According to Gary McLaren:
The reason behind NBN Co’s desire to raise prices going forward is the need to re-coup the costs of building and operating the NBN.
NBN Co has forecast that taxpayers, and more recently private financial institutions, will provide total funding of $57 billion by 2024. This is approximately double the $29.5 billion of funding originally proposed by the Coalition.
NBN Co currently does not earn anywhere near enough revenue to justify this level of funding…
The escalating prices above CPI and consequent revenue increases proposed by NBN Co would eventually allow NBN to earn a return on this investment funding commensurate with normal market returns for similar businesses…
[But] as broadband technologies continue to evolve, with 5G and new satellite technologies in particular, NBN Co will face more competition which will make its economics even more challenging.
The reason why NBN Co is seeking such hefty price rises is because the NBN must recoup its $57-plus funding as well as earn a margin. This need has arisen because the former Rudd/Gillard Labor Government’s classified the NBN as an “investment”, thereby requiring NBN Co to deliver a commercial return to the government.
The risk is that as NBN prices are hiked, more customers will simply shift to cheaper mobile broadband services. This would leave NBN Co having to spread its high fixed costs over a falling user base. Hence the “challenging” economics described by Gary McLaren above.
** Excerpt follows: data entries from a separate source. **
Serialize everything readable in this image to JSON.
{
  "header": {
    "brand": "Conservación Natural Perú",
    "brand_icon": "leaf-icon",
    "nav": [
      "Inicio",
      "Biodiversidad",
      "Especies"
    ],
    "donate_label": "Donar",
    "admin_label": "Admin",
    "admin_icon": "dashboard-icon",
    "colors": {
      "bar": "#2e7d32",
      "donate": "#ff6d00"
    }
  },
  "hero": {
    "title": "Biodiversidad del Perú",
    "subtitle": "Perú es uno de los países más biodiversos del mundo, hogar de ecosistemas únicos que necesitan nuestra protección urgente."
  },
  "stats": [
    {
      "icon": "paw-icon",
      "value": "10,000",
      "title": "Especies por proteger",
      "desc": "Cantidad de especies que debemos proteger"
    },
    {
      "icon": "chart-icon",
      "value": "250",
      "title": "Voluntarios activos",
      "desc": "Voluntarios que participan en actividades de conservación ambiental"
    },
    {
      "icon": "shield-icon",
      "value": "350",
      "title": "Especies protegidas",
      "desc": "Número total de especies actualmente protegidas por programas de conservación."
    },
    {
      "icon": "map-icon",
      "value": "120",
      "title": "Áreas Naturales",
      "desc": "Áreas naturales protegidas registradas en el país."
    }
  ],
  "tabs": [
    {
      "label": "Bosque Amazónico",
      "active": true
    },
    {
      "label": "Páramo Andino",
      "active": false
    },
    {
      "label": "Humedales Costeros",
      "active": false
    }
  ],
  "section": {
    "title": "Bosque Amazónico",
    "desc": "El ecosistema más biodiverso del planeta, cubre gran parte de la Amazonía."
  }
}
The ultimate solution for the Albanese Government to write down the NBN’s value to reflect its true worth, which Labor considered doing before the 2019 election.
An NBN writedown would significantly lower the project’s required rate of return and allow NBN Co to cut wholesale prices for ISPs, which would then be passed to consumers.
The federal government must treat the NBN as an essential utility service, instead of a commercial project seeking a required rate of return.
Otherwise, Australians will continue to be gouged for broadband internet.
Hopefully, the new Albanese Labor Government will finally fix the NBN’s wholesale pricing mess once and for all by writing down the NBN.